Há muitos anos, quando trabalhei com professores indígenas no Acre, estava
explicando a eles as hipóteses sobre a escrita e dizendo que, no inicio, as
crianças pensam que, para escrever um pedaço do que se fala, basta um pedaço de
escrita, que para eles é a letra. Eles me olhavam com estranheza, pois essa
ideia de hipótese era muito estranha à cultura local. Até que um deles puxou
uma folha antiga de sua pasta. Ele se chamava Norberto, havia feito um desenho
e assinado NBT. Era recém-alfabetizado e ainda tinha o documento de suas
próprias hipóteses. Foi uma situação interessante ver um adulto recuperar esse
esquecimento. Nós não nos lembramos de quando não sabíamos calcular, escrever,
ler. Nós não temos a memória viva do que é ser alguém que tem de aprender, que
não sabe nada sobre determinada coisa. E os professores, como tais, só podem
recorrer ao conhecimento cientifico para recuperar isso. Porque, via bom senso
ou afetividade, não se chega a lugar algum.
Quais são os equívocos mais comuns na escolha das
intervenções para fazer a turma avançar nas hipóteses de escrita?
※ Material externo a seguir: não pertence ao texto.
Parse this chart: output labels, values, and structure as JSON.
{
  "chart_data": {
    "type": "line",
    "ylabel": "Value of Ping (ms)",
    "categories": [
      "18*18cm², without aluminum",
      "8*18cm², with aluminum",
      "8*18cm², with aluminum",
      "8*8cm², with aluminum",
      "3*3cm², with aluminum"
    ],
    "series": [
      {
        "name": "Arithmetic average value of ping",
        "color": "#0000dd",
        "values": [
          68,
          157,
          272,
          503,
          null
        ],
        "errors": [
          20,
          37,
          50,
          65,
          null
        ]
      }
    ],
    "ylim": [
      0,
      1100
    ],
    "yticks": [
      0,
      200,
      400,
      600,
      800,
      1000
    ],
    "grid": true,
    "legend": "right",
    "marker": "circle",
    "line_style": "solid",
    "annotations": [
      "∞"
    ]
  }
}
Telma Vejo duas versões sobre isso. Em uma delas, a mais
tradicional e frequente, mostra-se aos silábicos quais letras faltam,
imaginando que isso os ajuda a chegar a uma hipótese mais avançada. Há uma dificuldade
enorme de aceitar e deixar no caderno uma escrita que não esteja
ortograficamente correta. "O que os pais vão pensar?", "o aluno
achará que está certo", "vai fixar o erro". Na verdade, falta
compreensão da diferença entre trabalhar o processo de aprendizagem e trabalhar
sobre o produto que a criança está realizando. Toda a tradição de correção com
caneta vermelha e de cópia dos erros vem daí - existe o não saber, o saber
errado e o saber certo. E é claro que isso corresponde a uma concepção de aprendizagem,
para a qual o ensino, por sua vez, cuida de evitar que se fixem na memória
ideias erradas. Na visão construtivista, com uma abordagem psicogenética da
alfabetização, fica claro que aquela escrita, errada segundo os padrões
convencionais, faz parte de um processo do aluno. E que, naquele momento, é
preciso estimular o máximo possível a reflexão sobre o que se escreve. É
possível e necessário subsidiá-lo para ajudá-lo, o que é muito diferente de dar
informações para obter um produto correto.
A segunda versão é uma leitura parcialmente equivocada do que chamamos de
conflito cognitivo. Ou seja, o que faz um menino, que está lá, bem satisfeito
da vida, escrevendo uma letra para cada sílaba e conseguindo se virar assim,
abandonar essa hipótese que, do ponto de vista teórico, é tão elegante? Como é
que ele avança? Além da hipótese de que, para cada vez que abrimos a boca,
usamos uma letra, ele tem outras, como a de que não pode escrever uma mesma
letra repetida, escrever com poucas letras e, de forma alguma, escrever com uma
letra só. Mas, para alguns, duas letras também é muito pouco. A média
estatística da exigência é em torno de três letras. O que acontece com uma
língua como o português, com uma quantidade enorme de palavras dissílabas? Toda
vez que a criança escreve um dissílabo, tem um problema, pois precisa colocar
alguma coisa para não cometer um "sacrilégio". Essa contradição entre
os esquemas explicativos que ela tem para a leitura e a escrita é que dá origem
e espaço ao que chamamos de conflito cognitivo.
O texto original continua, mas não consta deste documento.